The Diocese of Little Rock released a statement regarding the bill April 7: 

“The Diocese of Little Rock did not take, and was not asked to take, a particular position on HB1570 when it was under consideration. The diocese affirms the Church’s constant teaching that -- with the rare exception of one’s reproductive organs not matching one’s chromosomes -- our gender is to be considered harmonious with our biological sex and thus should not be subject to change. Whether HB1570 is the best way to adequately address that truth for adolescents and minors may be up for debate and differing prudential judgments. But it is not inconsistent to oppose any form of bullying, harassment and violence against LGBT youth, which Bishop (Anthony B.) Taylor did when signing on to the Tyler Clementi Foundation statement, while simultaneously affirming the truths of our created biological sex. As Catholics, we believe that eternal truths are ultimately for our good, even when we may personally struggle or disagree with them.”

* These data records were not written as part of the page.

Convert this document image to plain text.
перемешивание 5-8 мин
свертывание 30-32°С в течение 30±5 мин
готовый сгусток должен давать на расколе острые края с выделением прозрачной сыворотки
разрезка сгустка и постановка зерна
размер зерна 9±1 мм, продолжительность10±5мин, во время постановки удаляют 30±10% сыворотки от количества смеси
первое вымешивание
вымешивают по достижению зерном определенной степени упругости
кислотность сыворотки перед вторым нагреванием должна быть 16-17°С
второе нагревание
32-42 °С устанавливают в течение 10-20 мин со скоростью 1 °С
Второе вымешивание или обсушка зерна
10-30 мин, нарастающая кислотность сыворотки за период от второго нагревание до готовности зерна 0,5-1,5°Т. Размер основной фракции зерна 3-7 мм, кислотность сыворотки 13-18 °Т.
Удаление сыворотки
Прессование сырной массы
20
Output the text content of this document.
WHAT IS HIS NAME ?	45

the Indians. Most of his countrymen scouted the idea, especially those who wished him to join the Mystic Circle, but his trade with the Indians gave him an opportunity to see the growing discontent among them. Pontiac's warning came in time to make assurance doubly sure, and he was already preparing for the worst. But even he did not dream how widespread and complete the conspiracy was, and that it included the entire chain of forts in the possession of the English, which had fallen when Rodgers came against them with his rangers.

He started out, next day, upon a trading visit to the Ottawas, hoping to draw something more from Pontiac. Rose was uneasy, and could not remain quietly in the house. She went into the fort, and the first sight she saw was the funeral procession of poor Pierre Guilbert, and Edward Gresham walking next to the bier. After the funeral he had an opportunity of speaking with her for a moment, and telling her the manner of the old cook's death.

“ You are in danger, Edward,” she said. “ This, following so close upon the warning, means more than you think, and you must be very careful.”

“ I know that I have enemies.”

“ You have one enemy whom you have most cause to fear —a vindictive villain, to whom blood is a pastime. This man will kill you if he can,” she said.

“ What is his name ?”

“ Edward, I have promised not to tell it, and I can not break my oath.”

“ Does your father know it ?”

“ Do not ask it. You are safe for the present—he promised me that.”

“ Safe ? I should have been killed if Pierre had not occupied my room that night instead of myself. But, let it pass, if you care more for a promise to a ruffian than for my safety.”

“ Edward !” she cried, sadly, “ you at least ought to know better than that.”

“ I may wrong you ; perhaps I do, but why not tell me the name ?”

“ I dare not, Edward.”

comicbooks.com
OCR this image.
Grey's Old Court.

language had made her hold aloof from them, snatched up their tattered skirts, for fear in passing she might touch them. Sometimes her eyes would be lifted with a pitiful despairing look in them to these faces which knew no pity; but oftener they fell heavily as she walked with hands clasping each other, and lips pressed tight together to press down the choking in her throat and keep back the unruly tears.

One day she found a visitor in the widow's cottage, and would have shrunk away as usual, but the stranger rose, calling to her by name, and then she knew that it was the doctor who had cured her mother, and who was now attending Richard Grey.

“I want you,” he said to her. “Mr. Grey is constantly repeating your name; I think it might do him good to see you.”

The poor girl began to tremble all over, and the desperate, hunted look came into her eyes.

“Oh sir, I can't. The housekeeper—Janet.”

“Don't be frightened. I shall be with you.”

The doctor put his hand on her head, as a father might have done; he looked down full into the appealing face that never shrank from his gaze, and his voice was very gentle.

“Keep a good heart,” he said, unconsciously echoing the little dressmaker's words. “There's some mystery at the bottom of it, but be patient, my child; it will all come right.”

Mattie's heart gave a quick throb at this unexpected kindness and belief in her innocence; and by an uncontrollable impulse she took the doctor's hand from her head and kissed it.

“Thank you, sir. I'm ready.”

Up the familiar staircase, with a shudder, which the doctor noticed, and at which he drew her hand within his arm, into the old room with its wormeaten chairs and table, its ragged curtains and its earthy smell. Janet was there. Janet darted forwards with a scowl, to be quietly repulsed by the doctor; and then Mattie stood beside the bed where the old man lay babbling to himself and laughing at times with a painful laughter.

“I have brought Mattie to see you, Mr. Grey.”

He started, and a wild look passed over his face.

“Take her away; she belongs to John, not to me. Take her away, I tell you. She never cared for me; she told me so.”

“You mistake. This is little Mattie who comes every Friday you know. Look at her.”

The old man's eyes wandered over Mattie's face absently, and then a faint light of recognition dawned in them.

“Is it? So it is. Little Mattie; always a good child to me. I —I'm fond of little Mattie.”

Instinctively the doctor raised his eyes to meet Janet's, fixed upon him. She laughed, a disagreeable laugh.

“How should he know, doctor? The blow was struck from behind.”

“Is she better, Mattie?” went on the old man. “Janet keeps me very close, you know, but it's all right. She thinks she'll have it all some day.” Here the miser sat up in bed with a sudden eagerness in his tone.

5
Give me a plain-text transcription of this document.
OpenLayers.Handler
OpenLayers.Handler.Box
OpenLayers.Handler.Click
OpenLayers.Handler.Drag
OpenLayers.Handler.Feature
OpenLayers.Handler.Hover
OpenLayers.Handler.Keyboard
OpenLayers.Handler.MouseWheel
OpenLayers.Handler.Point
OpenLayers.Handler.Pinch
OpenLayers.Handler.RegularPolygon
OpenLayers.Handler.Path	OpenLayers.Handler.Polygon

Bishop Taylor, along with 12 other U.S. bishops at the time, signed a joint statement in February that promoted the protection of lesbian, gay, bisexual and transgender youth from bullying. The Tyler Clementi Foundation, a nonprofit that works to end LGBTQ bullying and harassment in schools, workplaces and faith communities, drafted the statement. The nonprofit was founded in memory of 18-year-old Tyler Clementi, who died by suicide Sept. 22, 2010, after being the target of anti-gay cyberbullying.